Of the two events, the Saudi-UAE punch-up is the more damaging. It all began when a UAE minister, Rashid Abdullahi al-Nu’aimi, complained during a television program on June 6 that the stampede by certain member states to improve relations with Iran was at the expense of his country, and encouraged Tehran to adopt a hardline stance in its territorial dispute with Abu Dhabi (over three islands, including Abu Musa). The minister hinted that the emirate might be forced to leave the GCC as a result.

The Saudi response was immediate and unprecedentedly sharp, with the defence minister Prince Sultan bin Abdul Aziz at one point describing al-Nu’aimi as ‘ignorant’. Sultan said that half of the UAE’s population is from Iran anyway, while half of its trade is with Iran - adding that the kingdom was only following the UAE’s example in pursuing trade, economic and employment relations with Iran.

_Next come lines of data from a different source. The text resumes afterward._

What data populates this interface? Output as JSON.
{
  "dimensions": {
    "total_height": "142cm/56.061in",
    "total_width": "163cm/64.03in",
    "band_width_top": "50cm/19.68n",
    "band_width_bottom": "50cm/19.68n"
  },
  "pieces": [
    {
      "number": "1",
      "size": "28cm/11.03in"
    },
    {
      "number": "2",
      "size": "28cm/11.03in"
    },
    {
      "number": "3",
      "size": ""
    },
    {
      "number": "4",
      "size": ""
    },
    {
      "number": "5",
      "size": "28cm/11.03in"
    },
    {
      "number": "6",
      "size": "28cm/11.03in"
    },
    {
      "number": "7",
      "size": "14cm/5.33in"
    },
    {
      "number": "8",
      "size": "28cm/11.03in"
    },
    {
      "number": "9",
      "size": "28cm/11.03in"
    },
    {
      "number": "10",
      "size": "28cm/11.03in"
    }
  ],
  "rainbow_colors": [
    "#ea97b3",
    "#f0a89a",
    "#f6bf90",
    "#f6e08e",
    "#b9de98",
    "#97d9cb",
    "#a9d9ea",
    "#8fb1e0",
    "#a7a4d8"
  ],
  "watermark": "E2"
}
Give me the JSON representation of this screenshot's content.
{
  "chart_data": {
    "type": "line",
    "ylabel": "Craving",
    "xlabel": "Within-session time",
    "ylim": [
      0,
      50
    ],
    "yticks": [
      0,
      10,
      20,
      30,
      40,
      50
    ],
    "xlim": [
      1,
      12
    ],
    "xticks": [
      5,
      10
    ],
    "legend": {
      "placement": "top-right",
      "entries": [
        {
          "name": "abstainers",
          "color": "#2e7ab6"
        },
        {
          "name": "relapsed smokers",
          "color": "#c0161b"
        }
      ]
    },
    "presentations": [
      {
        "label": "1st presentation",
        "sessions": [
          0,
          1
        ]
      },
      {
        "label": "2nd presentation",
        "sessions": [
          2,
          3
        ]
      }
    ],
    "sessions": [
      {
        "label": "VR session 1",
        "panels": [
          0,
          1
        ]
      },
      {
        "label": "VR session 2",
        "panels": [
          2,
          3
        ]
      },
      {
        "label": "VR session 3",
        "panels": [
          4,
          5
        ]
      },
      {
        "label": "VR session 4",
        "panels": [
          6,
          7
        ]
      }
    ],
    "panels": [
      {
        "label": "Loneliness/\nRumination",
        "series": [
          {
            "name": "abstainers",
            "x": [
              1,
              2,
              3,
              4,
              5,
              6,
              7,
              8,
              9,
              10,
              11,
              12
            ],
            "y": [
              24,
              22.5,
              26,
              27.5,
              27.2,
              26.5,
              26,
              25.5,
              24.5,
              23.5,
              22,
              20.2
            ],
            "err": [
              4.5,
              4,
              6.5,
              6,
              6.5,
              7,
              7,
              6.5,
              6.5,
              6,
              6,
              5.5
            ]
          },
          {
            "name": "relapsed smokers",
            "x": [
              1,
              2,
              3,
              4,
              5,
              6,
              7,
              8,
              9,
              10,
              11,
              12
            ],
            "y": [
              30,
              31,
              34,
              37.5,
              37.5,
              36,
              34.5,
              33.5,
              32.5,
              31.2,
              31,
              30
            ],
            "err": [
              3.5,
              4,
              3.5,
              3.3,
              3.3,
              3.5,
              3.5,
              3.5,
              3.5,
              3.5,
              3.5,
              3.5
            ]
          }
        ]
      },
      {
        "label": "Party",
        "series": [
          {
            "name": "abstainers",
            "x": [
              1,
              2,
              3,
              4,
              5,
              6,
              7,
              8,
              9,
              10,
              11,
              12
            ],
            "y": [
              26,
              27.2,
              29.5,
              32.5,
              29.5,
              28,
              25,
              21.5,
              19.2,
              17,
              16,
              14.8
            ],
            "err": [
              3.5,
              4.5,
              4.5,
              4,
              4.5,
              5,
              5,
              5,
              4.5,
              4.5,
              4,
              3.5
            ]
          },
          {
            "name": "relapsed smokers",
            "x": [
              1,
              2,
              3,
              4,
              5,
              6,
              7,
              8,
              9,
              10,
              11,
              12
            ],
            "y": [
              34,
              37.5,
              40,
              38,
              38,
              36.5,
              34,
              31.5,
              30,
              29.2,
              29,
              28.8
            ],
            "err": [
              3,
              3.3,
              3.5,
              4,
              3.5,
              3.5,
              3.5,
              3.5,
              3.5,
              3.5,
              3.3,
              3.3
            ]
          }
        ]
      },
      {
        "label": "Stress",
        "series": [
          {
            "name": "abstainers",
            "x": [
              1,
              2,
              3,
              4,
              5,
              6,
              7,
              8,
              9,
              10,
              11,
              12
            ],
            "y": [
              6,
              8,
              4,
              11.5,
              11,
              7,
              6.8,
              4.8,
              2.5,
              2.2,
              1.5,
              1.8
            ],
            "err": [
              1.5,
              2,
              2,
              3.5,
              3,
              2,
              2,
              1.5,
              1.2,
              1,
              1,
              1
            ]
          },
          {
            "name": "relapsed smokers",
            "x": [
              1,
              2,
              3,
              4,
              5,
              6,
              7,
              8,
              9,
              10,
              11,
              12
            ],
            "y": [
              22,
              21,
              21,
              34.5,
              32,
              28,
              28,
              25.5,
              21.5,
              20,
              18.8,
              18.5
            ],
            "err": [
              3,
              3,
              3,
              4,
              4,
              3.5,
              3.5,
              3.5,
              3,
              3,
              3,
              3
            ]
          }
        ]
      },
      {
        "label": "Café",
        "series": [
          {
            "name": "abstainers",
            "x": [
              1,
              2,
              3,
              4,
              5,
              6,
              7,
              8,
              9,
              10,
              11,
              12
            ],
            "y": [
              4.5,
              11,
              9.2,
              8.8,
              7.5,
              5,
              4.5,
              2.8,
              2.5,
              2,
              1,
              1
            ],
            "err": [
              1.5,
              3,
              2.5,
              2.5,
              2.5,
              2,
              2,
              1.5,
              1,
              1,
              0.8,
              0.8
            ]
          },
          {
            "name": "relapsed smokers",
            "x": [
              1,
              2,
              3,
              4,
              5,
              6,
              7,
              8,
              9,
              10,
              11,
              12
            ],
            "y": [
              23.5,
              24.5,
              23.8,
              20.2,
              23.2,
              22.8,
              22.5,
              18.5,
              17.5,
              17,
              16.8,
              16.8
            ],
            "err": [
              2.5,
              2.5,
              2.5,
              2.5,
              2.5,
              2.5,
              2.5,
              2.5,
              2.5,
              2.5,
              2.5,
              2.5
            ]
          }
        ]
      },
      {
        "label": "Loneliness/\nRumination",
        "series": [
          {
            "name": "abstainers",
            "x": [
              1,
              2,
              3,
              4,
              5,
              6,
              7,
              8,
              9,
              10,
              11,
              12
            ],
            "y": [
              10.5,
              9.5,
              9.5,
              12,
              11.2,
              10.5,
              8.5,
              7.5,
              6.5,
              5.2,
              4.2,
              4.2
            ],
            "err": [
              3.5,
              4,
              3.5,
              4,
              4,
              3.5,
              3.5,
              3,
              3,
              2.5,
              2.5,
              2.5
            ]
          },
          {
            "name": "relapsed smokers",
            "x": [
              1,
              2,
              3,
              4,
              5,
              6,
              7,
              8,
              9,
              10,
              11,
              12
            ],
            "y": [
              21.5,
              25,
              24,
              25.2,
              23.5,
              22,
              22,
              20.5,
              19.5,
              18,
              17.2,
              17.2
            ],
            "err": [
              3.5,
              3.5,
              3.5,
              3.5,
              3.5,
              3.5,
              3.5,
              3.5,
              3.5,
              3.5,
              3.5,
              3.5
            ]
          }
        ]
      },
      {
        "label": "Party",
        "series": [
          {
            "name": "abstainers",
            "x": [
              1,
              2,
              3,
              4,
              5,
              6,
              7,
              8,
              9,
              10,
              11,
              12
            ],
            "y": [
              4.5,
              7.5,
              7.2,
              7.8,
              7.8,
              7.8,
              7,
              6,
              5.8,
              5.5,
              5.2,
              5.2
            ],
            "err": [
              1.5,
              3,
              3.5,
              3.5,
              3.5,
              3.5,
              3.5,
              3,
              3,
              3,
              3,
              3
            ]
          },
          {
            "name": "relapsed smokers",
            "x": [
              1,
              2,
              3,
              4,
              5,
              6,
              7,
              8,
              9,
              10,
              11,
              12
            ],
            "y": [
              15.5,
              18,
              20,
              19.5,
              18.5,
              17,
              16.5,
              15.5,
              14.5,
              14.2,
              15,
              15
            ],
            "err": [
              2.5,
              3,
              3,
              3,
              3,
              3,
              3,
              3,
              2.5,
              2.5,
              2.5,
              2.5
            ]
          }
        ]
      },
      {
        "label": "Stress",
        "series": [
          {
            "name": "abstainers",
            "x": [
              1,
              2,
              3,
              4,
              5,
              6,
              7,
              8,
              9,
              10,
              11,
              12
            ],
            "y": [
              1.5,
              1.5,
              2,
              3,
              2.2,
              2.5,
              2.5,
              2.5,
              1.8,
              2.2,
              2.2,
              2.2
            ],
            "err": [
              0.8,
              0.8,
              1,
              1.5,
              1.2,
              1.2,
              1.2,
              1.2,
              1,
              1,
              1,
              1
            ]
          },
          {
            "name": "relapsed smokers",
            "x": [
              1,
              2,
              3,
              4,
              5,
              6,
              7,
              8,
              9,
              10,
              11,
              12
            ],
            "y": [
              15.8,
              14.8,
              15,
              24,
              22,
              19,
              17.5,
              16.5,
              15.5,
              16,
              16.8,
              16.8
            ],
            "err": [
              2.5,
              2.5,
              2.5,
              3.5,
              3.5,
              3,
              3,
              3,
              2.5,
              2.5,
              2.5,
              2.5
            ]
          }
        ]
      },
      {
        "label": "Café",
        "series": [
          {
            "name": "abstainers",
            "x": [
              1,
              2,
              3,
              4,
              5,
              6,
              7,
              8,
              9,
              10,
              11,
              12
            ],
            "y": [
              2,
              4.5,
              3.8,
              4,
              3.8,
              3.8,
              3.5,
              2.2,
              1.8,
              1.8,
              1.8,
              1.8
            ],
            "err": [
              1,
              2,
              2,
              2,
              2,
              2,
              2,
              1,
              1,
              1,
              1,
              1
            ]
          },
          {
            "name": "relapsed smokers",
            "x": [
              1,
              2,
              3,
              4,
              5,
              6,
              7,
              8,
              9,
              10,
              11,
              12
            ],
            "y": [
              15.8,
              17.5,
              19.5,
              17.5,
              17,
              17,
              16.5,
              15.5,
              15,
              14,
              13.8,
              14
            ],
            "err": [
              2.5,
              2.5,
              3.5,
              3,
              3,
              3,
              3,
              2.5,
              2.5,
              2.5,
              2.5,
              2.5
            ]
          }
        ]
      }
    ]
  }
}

The unprecedented public quarrel was considered serious enough for the GCC secretary-general to hold urgent talks with UAE president Sheikh Zayed bin Sultan al-Nahyan, and for the emirates to decide to raise the issue at a GCC ministerial meeting on June 12. The UAE, which is the current chairman of the organization will raise in particular the issue of Saudi and Qatari efforts to improve ties with Iran. The GCC foreign ministers will confer at the organization’s headquarters in Riyadh.

But although this latest dispute could get out of control, the member states have the somewhat dubious consolation of belonging to an organization that has long been in terminal decline.